Several members of Colorado’s congressional delegation are putting their money — meaning their paychecks — where their mouths are.

On Thursday, as the partial government shutdown headed toward its fourth week, Rep. Diana DeGette, D-Denver, announced on Twitter that she would forgo her salary as long as federal workers were in the same boat.

“As long as these workers aren’t getting paid, I won’t take my paycheck, either,” she tweeted.

Two of DeGette’s Republican colleagues — Reps. Scott Tipton and Doug Lamborn — made the same pledge back when the shutdown began on Dec. 22. Lamborn tweeted on the eve of the shutdown that “hundreds of thousands of Americans will be without pay until Congress can resolve the shutdown issue.”

“That’s at least one reason why I will not be receiving my salary until a solution is finalized,” he tweeted. “I’ll continue fighting for what’s right and working to protect the American people.”

A spokesman for Sen. Cory Gardner, who was praised by federal workers rallying outside his Denver office on Thursday for being one of the only Republican senators to call for the government to re-open without including money for a border wall, said Colorado’s junior senator would give up his pay for as long as the shutdown lasts in the event federal workers aren’t given back pay. Gardner would donate that portion of his salary to charity.
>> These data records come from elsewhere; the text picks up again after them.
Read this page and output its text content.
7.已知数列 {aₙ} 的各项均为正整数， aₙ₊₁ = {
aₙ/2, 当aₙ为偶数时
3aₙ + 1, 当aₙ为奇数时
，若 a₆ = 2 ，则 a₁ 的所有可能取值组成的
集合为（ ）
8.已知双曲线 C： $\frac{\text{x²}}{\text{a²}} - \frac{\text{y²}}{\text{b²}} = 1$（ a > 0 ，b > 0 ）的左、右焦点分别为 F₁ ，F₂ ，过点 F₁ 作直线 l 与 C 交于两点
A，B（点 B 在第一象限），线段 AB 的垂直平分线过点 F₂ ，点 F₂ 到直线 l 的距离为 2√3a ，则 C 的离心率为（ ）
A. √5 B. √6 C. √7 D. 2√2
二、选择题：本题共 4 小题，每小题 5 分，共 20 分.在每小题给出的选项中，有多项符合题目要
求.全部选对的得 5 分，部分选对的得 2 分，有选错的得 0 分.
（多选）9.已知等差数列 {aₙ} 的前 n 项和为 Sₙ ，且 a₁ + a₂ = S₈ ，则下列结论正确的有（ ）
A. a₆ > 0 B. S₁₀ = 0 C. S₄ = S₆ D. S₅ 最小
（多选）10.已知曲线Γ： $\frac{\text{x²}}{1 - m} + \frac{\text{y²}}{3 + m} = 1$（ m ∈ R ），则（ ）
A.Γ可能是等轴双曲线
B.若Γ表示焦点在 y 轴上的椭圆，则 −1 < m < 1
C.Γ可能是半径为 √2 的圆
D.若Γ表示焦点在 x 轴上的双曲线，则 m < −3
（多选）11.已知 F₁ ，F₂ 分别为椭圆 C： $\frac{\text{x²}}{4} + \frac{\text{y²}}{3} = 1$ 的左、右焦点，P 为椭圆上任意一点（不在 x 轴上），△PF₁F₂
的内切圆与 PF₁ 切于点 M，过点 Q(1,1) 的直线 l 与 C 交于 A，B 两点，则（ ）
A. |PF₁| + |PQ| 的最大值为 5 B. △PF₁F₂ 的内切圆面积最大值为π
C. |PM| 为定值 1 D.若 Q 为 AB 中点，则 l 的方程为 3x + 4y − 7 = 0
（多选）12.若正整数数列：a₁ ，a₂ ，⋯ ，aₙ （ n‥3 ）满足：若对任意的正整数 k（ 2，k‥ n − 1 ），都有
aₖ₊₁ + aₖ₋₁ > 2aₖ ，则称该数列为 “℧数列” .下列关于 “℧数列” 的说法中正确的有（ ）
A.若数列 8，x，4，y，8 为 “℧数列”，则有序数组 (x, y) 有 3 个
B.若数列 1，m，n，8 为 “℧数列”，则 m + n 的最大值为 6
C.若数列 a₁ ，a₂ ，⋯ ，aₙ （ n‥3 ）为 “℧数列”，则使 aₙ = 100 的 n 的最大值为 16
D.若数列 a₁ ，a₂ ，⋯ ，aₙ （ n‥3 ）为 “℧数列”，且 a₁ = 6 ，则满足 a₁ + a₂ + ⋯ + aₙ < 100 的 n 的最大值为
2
Sen. Michael Bennet on Thursday also pledged to give his pay earned during the shutdown to charity, something he said he has done during previous government shutdowns.

A spokeswoman for Rep. Jason Crow, who took office on Jan. 3, said “should this shutdown continue, Jason plans to ask that his salary be withheld until Congress finds a solution.” She did not specify when Crow planned to have his pay docked.

Of the seven delegation members who responded Thursday, Rep. Ed Perlmutter was the only one to say he didn’t plan to forgo his pay during the shutdown. In a statement, his office said no federal employee “should have their paycheck held hostage.”

“The folks impacted by this shutdown don’t need nice gestures, they need their paycheck and food to provide for their families,” the statement said.

Perlmutter’s office noted that the congressman starting Friday will serve meals and offer help at his Colorado office on weekdays to those affected by the shutdown.

A rank-and-file member of Congress earns $174,000 a year, as does a U.S. senator.

Reps. Joe Neguse and Ken Buck had not responded to a question about their pay during the shutdown as of late Thursday afternoon.